L’épître de saint Paul aux Romains nous aide à découvrir que cette promesse de Dieu n’est pas destinée seulement à Israël, que l’accomplissement qu’il a promis ne va pas être un sauveur pour Israël seulement mais un sauveur pour l’humanité entière. La Bonne Nouvelle est que la mort et la résurrection ouvrent le chemin du salut à toutes les nations et pas seulement au peuple élu et cette bonne nouvelle ouvre une capacité d’intelligence plus grande encore de l’événement que nous vivons. Car cet enfant n’est plus seulement le Messie promis par Dieu ou plus exactement il est le Messie promis par Dieu dans la plénitude de la promesse, pour l’humanité entière. C’est donc à partir de notre connaissance de l’histoire de l’alliance entre Dieu et son peuple que nous comprenons le sens de l’événement et à partir encore de l’annonce de la résurrection du Christ et de la mission de l’Esprit-Saint confiée à l’Église pour qu’elle en devienne témoin au milieu du monde.

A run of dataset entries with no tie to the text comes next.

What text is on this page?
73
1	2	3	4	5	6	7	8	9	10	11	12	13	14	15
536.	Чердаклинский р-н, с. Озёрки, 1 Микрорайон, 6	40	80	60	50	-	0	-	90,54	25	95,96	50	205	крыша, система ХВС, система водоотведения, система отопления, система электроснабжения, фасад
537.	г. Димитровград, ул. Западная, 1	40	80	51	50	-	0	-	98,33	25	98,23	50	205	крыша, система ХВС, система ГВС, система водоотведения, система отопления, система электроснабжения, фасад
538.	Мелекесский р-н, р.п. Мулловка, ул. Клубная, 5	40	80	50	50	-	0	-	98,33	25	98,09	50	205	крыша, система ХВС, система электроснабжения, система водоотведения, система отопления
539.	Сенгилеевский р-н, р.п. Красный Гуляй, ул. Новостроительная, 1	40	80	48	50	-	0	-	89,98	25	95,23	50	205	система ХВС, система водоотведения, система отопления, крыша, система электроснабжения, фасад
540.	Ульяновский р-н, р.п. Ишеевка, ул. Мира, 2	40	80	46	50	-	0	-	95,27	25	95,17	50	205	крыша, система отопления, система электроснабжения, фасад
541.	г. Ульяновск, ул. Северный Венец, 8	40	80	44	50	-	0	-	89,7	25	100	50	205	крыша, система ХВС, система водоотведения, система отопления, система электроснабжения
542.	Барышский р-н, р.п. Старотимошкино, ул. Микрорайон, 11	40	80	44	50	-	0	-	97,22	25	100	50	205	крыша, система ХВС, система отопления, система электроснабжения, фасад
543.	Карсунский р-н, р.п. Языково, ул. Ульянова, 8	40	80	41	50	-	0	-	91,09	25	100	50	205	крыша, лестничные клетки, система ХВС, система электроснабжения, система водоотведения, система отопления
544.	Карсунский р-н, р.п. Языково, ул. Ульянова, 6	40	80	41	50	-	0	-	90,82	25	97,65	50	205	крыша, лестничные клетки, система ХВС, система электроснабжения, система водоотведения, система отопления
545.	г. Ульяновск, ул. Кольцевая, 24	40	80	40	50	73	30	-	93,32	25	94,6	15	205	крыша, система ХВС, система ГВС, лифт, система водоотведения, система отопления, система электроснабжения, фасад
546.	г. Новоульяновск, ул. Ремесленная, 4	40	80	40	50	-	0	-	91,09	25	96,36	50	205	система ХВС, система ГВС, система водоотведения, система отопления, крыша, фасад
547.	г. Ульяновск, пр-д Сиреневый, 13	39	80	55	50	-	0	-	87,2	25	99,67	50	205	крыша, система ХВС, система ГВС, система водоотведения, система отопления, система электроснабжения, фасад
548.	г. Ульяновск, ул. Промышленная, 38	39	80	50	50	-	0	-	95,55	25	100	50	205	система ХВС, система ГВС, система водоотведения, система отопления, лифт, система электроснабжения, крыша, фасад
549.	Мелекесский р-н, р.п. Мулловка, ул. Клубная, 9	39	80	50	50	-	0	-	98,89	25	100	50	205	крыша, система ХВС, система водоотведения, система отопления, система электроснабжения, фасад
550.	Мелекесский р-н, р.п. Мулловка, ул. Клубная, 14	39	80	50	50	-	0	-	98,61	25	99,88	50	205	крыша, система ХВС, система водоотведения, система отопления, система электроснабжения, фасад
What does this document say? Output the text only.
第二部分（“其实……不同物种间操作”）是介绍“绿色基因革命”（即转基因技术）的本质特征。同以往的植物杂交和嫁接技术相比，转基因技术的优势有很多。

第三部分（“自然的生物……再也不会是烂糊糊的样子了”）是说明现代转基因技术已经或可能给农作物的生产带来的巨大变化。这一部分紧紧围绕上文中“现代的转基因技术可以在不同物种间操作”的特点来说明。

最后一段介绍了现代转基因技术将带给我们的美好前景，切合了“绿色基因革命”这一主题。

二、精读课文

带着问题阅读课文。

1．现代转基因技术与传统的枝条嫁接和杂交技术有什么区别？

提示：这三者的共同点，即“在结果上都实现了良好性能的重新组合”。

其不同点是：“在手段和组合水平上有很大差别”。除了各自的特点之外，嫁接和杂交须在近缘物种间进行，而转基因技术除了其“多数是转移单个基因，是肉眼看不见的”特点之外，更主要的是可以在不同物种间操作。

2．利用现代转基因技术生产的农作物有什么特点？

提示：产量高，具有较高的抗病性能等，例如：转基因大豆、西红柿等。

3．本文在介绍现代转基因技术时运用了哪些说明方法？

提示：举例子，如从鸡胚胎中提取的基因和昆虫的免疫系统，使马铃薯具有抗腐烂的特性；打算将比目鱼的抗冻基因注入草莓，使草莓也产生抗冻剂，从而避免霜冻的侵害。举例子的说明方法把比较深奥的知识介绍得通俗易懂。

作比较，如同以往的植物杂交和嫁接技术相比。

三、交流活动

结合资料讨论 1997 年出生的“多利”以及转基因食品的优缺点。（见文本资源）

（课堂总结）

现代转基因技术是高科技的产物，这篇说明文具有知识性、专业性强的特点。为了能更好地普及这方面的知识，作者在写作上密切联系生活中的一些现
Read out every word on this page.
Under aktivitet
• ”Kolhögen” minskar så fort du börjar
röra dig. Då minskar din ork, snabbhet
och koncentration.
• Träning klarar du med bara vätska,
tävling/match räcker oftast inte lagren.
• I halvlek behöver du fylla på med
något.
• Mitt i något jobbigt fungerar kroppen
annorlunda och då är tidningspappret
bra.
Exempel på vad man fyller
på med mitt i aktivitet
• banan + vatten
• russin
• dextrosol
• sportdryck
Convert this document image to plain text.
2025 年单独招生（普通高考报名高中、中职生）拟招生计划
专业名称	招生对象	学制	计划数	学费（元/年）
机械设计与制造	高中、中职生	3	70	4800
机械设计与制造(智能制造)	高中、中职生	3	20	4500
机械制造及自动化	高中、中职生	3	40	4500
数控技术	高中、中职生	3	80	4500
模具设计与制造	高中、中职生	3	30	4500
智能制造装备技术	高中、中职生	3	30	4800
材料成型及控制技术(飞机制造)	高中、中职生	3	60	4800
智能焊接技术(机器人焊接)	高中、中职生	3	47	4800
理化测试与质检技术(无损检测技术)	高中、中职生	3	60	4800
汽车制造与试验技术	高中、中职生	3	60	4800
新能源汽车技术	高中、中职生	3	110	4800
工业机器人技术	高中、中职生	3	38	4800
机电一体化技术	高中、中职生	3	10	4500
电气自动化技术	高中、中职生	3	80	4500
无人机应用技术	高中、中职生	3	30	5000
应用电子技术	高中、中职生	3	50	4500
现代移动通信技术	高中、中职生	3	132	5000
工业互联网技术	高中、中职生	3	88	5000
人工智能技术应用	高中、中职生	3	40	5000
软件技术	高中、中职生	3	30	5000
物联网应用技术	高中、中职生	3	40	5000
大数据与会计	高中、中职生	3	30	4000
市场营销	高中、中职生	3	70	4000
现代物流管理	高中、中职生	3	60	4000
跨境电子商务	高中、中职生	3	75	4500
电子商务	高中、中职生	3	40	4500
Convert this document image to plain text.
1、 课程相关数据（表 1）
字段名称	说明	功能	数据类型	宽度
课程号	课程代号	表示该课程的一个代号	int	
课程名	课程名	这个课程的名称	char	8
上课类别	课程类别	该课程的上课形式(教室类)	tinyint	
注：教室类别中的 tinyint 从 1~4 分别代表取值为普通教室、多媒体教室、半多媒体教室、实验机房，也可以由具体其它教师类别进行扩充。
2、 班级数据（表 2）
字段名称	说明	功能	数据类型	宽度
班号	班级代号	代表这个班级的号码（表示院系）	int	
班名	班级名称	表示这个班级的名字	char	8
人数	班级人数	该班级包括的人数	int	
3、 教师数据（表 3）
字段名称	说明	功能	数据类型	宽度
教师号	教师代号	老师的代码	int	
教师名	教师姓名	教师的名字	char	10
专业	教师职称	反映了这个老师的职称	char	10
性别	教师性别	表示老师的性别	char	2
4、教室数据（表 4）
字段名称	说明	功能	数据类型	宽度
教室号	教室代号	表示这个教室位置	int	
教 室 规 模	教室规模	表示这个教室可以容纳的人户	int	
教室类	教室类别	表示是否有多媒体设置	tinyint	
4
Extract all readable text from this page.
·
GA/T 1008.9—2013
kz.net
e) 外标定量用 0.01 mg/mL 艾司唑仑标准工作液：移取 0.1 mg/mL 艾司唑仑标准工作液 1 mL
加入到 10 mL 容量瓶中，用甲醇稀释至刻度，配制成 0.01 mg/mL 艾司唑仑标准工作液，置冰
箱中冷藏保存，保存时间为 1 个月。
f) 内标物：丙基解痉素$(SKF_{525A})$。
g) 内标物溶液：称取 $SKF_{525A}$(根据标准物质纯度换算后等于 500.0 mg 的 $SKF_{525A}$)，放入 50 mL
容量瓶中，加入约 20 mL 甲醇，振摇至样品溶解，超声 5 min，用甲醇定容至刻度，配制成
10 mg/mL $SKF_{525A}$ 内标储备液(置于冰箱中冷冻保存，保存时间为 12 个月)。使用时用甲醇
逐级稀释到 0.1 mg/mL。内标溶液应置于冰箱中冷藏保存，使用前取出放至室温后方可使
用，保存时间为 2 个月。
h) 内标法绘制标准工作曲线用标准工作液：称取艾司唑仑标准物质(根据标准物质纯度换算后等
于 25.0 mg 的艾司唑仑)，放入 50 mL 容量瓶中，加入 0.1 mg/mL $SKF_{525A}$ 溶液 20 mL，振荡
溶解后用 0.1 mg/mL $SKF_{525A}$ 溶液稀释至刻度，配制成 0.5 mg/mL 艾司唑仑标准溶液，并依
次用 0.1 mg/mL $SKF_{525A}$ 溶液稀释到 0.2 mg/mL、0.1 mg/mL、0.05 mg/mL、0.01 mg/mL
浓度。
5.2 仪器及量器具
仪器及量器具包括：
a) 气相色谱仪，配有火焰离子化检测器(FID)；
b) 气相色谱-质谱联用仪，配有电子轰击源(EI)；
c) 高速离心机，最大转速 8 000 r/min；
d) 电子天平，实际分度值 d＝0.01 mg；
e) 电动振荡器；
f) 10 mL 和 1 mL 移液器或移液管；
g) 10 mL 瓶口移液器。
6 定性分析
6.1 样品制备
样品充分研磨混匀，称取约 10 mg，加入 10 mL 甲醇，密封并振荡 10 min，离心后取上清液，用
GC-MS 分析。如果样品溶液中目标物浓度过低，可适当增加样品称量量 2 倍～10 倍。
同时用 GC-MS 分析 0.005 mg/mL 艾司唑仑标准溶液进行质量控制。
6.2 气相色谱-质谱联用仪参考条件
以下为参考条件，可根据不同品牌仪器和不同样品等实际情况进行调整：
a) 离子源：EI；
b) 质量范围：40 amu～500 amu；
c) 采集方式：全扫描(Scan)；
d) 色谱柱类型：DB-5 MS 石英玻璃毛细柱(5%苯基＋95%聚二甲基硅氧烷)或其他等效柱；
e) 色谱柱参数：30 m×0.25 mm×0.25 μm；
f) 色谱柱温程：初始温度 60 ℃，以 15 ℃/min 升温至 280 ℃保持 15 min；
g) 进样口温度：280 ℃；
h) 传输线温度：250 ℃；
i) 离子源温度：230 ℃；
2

Nous n’avons pas à nous lamenter sur les déviations que nous constatons autour des fêtes de Noël, nous n’avons pas à gémir sur le fait que tant de gens se contentent de se réjouir sans comprendre pourquoi, nous n’avons pas à frapper sur la poitrine des autres. Nous avons à nous interroger pour nous demander comment nous sommes nous-mêmes porteurs de la clef d’interprétation, comment nous sommes nous-mêmes capables de mettre cet événement en relation avec le Dieu qui s’est révélé en Jésus-Christ et auquel nous croyons, comment nous sommes capables d’annoncer que cette bonne nouvelle du salut est une réalité destinée aujourd’hui à tous les hommes, comment nous sommes capables à travers des gestes de réjouissance, d’amitié, de sympathie, d’attention, de présence aux autres, de manifester la communion universelle que Dieu veut réaliser à travers la venue du Christ.
Frères et sœurs, préparons-nous à accueillir vraiment Celui qui vient au nom du Seigneur pour rendre à l’humanité la plénitude de la vie que Dieu lui donne pour constituer avec cette humanité un nouveau peuple de Dieu, « ardent à faire le bien » (Tt 2, 14).